Up to 1982, Black Chicagoans faced a dilemma in which the "older and higher-income categories were overrepresented among black registrants…[and] voter-registration requirements had their greatest effect on poorly educated, low-income, and young voters". The majority of Blacks in Chicago were not being represented in the voting process in a manner where their influence was felt, yet when factional struggles existed between the dominant political parties, Blacks would have had an opportunity to capitalize on this competition to satisfy their interests. However, Paul Kleppner notes in his research that the "leaders of Chicago’s Machine factions were simply unwilling to risk white ethnic support by representing black racial interests." Thus, when Washington stepped up to run for mayor, he faced low Black voter turnout, yet had the necessary characteristics to empower the Black community and "symbolize the mass response to growing systemic inequities" while dispelling a stigma of corrupt politics.

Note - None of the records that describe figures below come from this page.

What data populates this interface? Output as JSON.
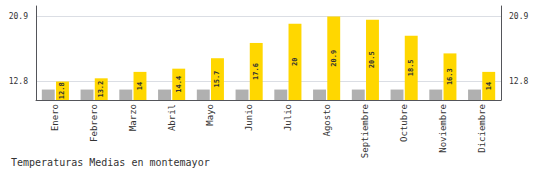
{
  "chart_data": {
    "type": "bar",
    "title": "Temperaturas Medias en montemayor",
    "categories": [
      "Enero",
      "Febrero",
      "Marzo",
      "Abril",
      "Mayo",
      "Junio",
      "Julio",
      "Agosto",
      "Septiembre",
      "Octubre",
      "Noviembre",
      "Diciembre"
    ],
    "series": [
      {
        "color": "#B0B0B0",
        "values": [
          11.8,
          11.8,
          11.8,
          11.8,
          11.8,
          11.8,
          11.8,
          11.8,
          11.8,
          11.8,
          11.8,
          11.8
        ]
      },
      {
        "color": "#FFD700",
        "values": [
          12.8,
          13.2,
          14.0,
          14.4,
          15.7,
          17.6,
          20.0,
          20.9,
          20.5,
          18.5,
          16.3,
          14.0
        ],
        "data_labels": true
      }
    ],
    "ylim": [
      10.5,
      22.2
    ],
    "yticks": [
      12.8,
      20.9
    ],
    "y2lim": [
      10.5,
      22.2
    ],
    "y2ticks": [
      12.8,
      20.9
    ],
    "grid": true
  }
}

Having grown up in politics as the son (and successor) of a precinct captain, Washington's familiarity with the politics of the Chicago Democratic Party allowed him to give it the most criticism. His life accomplishments allowed him to transcend society's image of "Blackness", enabling him to appear as a serious and well-qualified candidate, as "scholar, athlete, Civilian Conservation Corps worker, soldier, lawyer, [or] U.S. Congressman." With his "ability to engage in straight, no-nonsense dialogue with the ‘masses’ and the ‘elites’," Washington would gain deep support and appreciation from the Black community. Exit polls showed Washington received overwhelming support among Blacks, affirming a movement for proper representation of them. He represented a "symbol of black pride and progress," exposing the vulnerability of the institutionalized white power structure.

==Lawrence’s mural==

Jacob Lawrence, in his Events in the Life of Harold Washington, painted in several vignettes and figures on ceramic tiles, by incorporating themes of past works and his emotionally charged style; Lawrence has had a history of depicting historical occurrences to "examine the [African-Diasporic] struggle for justice, understanding, and a decent life," consistently bringing up a theme of progress and movement in Figure 1 of the mural. This holds for his painting pictured in Figure 2, The March (1937), depicting the slave revolt of the Haitian Revolution. His featured 1984 ARTnews article states, "he charged that all history can be seen as a succession of mass movements, displacements and upheavals." Figure 3 shows a panel from Lawrence's The Migration of the Negro where we can see the artist's distinguished art form. He uses bold, slashing brush strokes which give off the "pent-up energy, rage, and despair" seen in the painting. According to ARTnews, it is Lawrence's "repeated jagged shapes; harsh, angular lines; a limited palette; and a slanting perspective that tip the scene toward the viewer."

Events in the Life of Harold Washington does not stray away from these artistic characteristics. Lawerence uses a limited palette of blue, yellow, and green, and his figures come off as bold and jagged. The mural is set up in such a way as to create an apex where one's eyes gravitate toward the celebratory figure.

In Events in the Life of Harold Washington Lawrence's motive was to re-create little-known historical images to inspire the audience to use their history to prove they were not inferior, but instead victors in past struggles. Lawrence's mural and its themes of progress and movement honor the accomplishments of former Mayor Harold Washington and the symbolic representation of Black Chicago's triumph in the struggle for political power.